De janeiro a novembro, sempre  que se aproxima o final do mês – tempo de alegria efêmera para o trabalhador que precisa de extraordinário exercício que lhe garanta manter a si e aos seus, ainda que sem conseguir saldar com pontualidade todas as dívidas a que se obriga para sobreviver – falamos de tempo igual que está a chegar, mesmo no apressado fevereiro, que costuma despedir-se mais cedo e que às vezes tem o privilégio de comportar a maior festa popular do planeta, o carnaval brasileiro – do samba, do axé, do maracatu, do frevo, dos blocos, das escolas, dos desfiles, dos folguedos todos, bem elaborados ou não –  e então falamos do “mês que vem”.

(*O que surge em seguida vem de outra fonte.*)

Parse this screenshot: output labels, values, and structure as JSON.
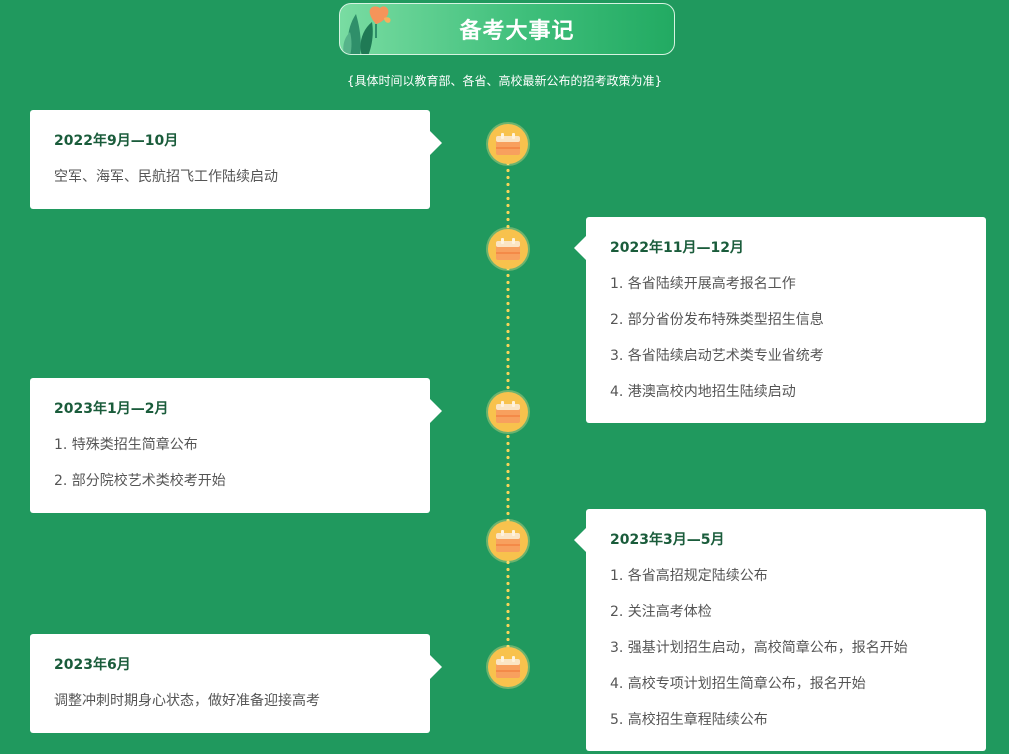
{
  "header": {
    "title": "备考大事记",
    "subtitle": "{具体时间以教育部、各省、高校最新公布的招考政策为准}"
  },
  "timeline": [
    {
      "date": "2022年9月—10月",
      "items": [
        "空军、海军、民航招飞工作陆续启动"
      ]
    },
    {
      "date": "2022年11月—12月",
      "items": [
        "1. 各省陆续开展高考报名工作",
        "2. 部分省份发布特殊类型招生信息",
        "3. 各省陆续启动艺术类专业省统考",
        "4. 港澳高校内地招生陆续启动"
      ]
    },
    {
      "date": "2023年1月—2月",
      "items": [
        "1. 特殊类招生简章公布",
        "2. 部分院校艺术类校考开始"
      ]
    },
    {
      "date": "2023年3月—5月",
      "items": [
        "1. 各省高招规定陆续公布",
        "2. 关注高考体检",
        "3. 强基计划招生启动，高校简章公布，报名开始",
        "4. 高校专项计划招生简章公布，报名开始",
        "5. 高校招生章程陆续公布"
      ]
    },
    {
      "date": "2023年6月",
      "items": [
        "调整冲刺时期身心状态，做好准备迎接高考"
      ]
    }
  ],
  "icons": {
    "node": "calendar-icon",
    "title_decoration": "plant-icon"
  },
  "colors": {
    "background": "#20995e",
    "date_text": "#1a5c3b",
    "node": "#f8c24d",
    "line_dots": "#f7d45a"
  }
}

Dezembro não é assim. Primeiro, os enfeites em ruas, praças e árvores que se fazem reluzentes para anunciar o Natal de Jesus, período em que a atividade comercial se expande e se fortalece, para troca de presentes ou para honrar a tradição do “bom velhinho”, e há encontro de almas, de abraços, até de sonhos.  Muitos são, provavelmente,  os que festejam com fé a lembrança da vinda ao mundo do Deus humano. Depois, a semana que se segue tem tradição de ser preparação não para o mês que vem, mas para novo ano. O último mês do calendário é, por especial, véspera de ano que começará. É tempo , pois, de magia própria.

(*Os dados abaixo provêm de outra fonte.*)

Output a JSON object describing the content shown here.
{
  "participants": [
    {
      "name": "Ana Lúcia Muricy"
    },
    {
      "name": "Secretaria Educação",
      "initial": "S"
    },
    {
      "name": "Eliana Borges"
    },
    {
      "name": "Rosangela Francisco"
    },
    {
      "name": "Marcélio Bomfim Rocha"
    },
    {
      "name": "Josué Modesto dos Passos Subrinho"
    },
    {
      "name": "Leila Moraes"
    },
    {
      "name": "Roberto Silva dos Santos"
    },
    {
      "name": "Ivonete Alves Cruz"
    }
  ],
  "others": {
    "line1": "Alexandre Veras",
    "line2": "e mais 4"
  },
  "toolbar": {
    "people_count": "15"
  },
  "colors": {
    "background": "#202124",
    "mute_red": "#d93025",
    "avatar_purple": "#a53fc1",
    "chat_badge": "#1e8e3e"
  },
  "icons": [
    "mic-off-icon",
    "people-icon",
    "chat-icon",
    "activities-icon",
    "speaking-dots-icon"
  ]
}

Penso difícil haver quem fale, durante dezembro, do famoso e comum “mês que vem”, e é como se nos últimos 31 dias do ano todos nos preparássemos para vida nova, construindo ou reconstruindo sonhos e esperanças, redimensionando formas, meios e modos de vencer dificuldades, de superar obstáculos, até mesmo de crer no quanto se pode ser capaz de produzir, de fazer, de entregar, de refazer.

No dezembro passado terá sido assim e na noite do último dia, sob emoção forte, houve, por certo, preces de encorajamento para buscar o cumprimento de promessas, a realização de sonhos, a satisfação de desejos, a busca da benção para o fortalecimento interior. Terá havido, como fiz eu algumas vezes, intenção de abandonar o vício do fumo –  para contentamento de meu querido mestre Aristóteles Alencar – e, quem sabe, alguns dos promitentes terão alcançado o privilégio desejado.Outros, como se deu comigo até 2009, terão renovado o propósito em forma de pedido. E agora até há, principalmente entre jovens que se deixam atrair por modismos, os cigarros eletrônicos, que médicos têm alertado como de  maior potencial de dano e de perigo ao organismo humano.

E os que prometeram iniciar dieta e frequência a academia, com objetivo de emagrecimento, como estarão neste dezembro? A quantas andam suas brigas diárias com a famosa  e nem sempre amiga balança?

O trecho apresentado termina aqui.